I realized that the squealing eye wanted my arm so badly, so I just had to give it up. It wanted my arm on top of it, to have sex with the pale, neglected ivory skin. And once I placed it there, for the briefest second I swore I didn’t feel a thing. But quicker than water I felt that eye suck onto my flesh, attempting to meld my arm to the stove as though it did not want it to leave. Perhaps my arm wasn’t there for more than six seconds, but the pain seared me like a sizzling pointy stick, and moved through me sharp as a needle being shoved into my back, steadily digging down into the roots of my spine. And the agony came hard, pounding through my body so real and so caustic I suddenly laughed. And then, I was gone.

I fell to the floor. Blacked out for maybe an hour. Jack was the next thing I saw.

“Slade?” His voice was like some solid mass being shoved into my ears. “Slade, what the fuck do you think you’re doing?”

I came to. Looked down at my arm and saw that I had turned that clean slate of skin into a putrid pulpy mass, looking like the slobber of a bitten grapefruit half. Jack’s face was the other half, distorted in sickness and confusion. He angrily forced me to my feet and began to yell.

“What did you do to yourself? Damn it, Slade! What is this? Whatever made you think that I—” He began to laugh, out of disbelief.

You know. He was thinking it was his fault.

He was guilty of a lot of things. But not my masochism.

How did I appear to him? A 22-year-old lacking in important brain equipment. A girl who fell in love with a stove for a few moments. I’m sure he was wondering, as I was myself, where I’d gone at that moment. Where had I gone, and if the person he thought he knew had even returned.

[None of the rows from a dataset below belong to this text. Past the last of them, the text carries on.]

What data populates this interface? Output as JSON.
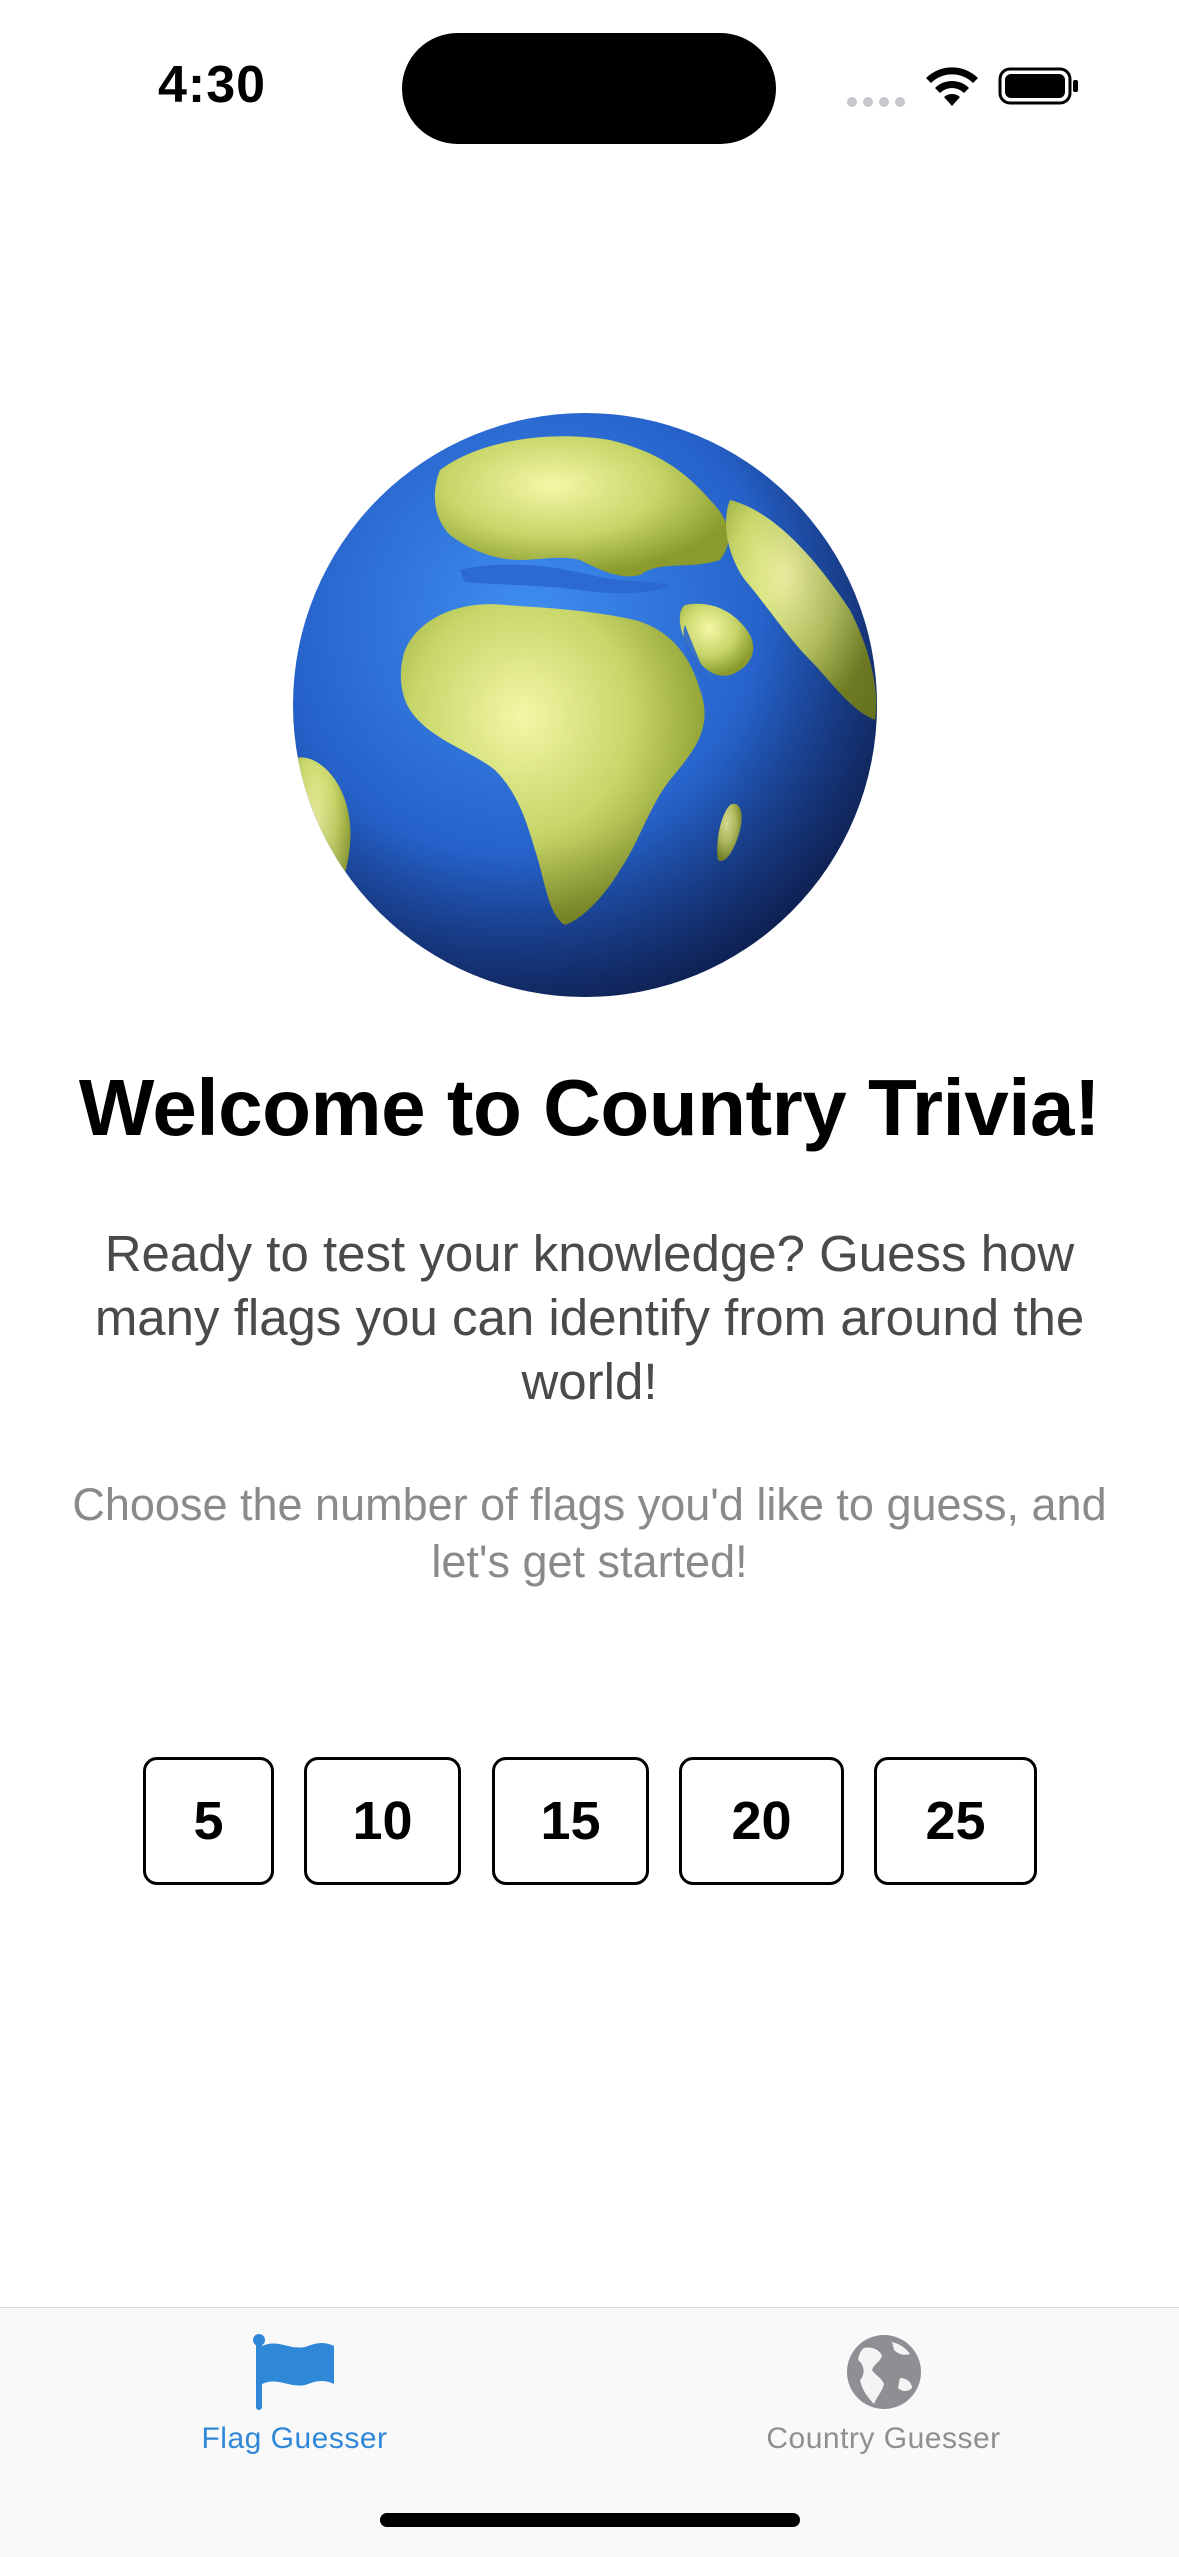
{
  "status_bar": {
    "time": "4:30"
  },
  "hero": {
    "image_icon": "globe-europe-africa-emoji"
  },
  "welcome": {
    "title": "Welcome to Country Trivia!",
    "intro": "Ready to test your knowledge? Guess how many flags you can identify from around the world!",
    "instruction": "Choose the number of flags you'd like to guess, and let's get started!"
  },
  "choices": [
    "5",
    "10",
    "15",
    "20",
    "25"
  ],
  "tab_bar": {
    "tabs": [
      {
        "label": "Flag Guesser",
        "icon": "flag-icon",
        "active": true
      },
      {
        "label": "Country Guesser",
        "icon": "globe-icon",
        "active": false
      }
    ]
  },
  "colors": {
    "accent": "#2f88d7",
    "inactive": "#8e8e93",
    "intro_text": "#4a4a4a",
    "instruction_text": "#8a8a8a"
  }
}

I stared down at the flesh on my left arm, the tender underside just before the elbow began. I stared at it with grass and sun in my eyes. A picnic of disbelief. And then the burn altered, turned into a train wreck, all distorted and puffy, changing from wet pink plaster to a bizarre railroad mess. My arm was a train wreck where I could see all of the people, bloody and confused, stumbling out of my skin like human rivulets. My eyes had watched in sheer horror as my arm became this sick mass of burning steel. Tons of luggage spilled all over the tracks. Babies crying.

“I caused a train wreck,” I sputtered out to Jack. Was all I knew.

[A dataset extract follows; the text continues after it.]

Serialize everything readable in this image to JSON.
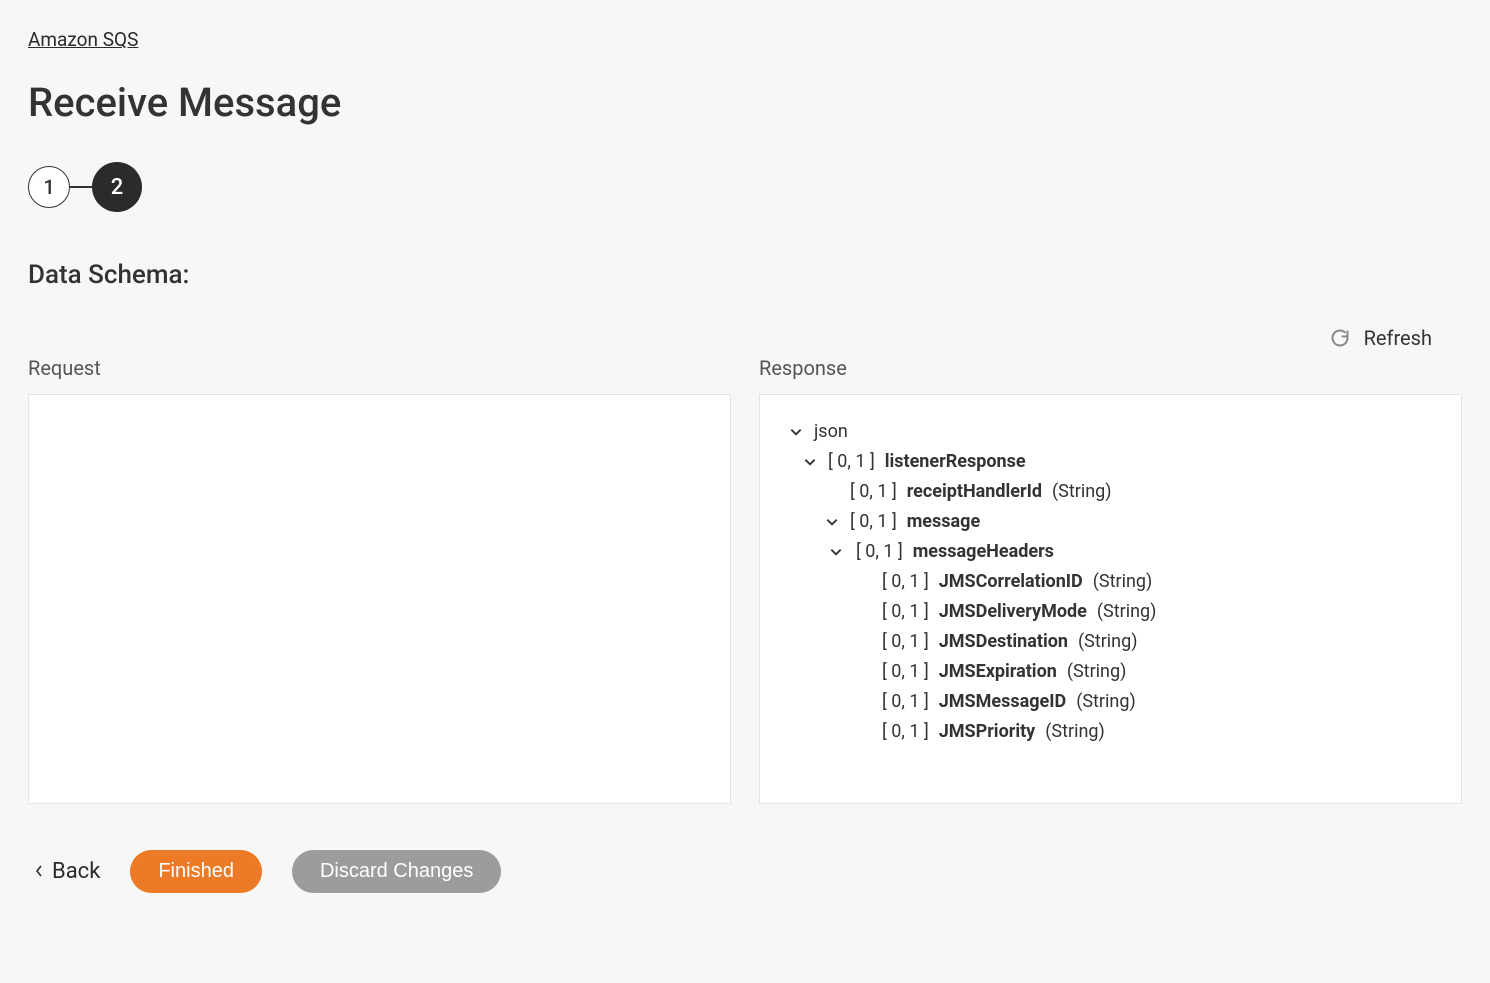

He wasn’t going to do anything, just then. The swallowing of a whole bottle of aspirin later that night was the thing that really blew his chip.

He induced my vomiting. Didn’t want to take me to the hospital. He held me close next to the toilet, murmuring sweet nothings as I brought up the wet tablets. It was probably the sweetest things he ever said to me, and the closest he ever held me.

He promised me he would help me get through my mess. He promised he would take me out to live with him in his dead grandmother’s home, now his. We’d dance, grocery shop together, watch movies about silly, happy, G-rated families. He wasn’t going to leave me, whether or not I wanted him to.

Two weeks later, the night before I was to go with Jack to see “our new home” in Monroe, I dreamt I drank a shot of Vodka, and the whole world grinned at me with pearly tablets of aspirin in place of their teeth. We all sang old Leonard Cohen tunes and dug green dirt from the ground to eat. I awoke and turned on my side, stared briefly at snoring Jack.

Through the darkness I gazed at my arm, lying on the pillow next to my head, and stared at the thick milky scar still quite visible and still holding an odd yet distinct pain within its tissue. It stood out above my cobalt blue veins. Those hidden topaz rivers. Those rivers of life. And by taking note of these, my veins, I made a complete recognition of myself, Slade Warner, being still alive.

In the silence of that dim a.m. I moved my head across the pillow and kissed my train wreck.

Excerpt from a larger work. The title is taken from “First We Take Manhattan” by Leonard Cohen.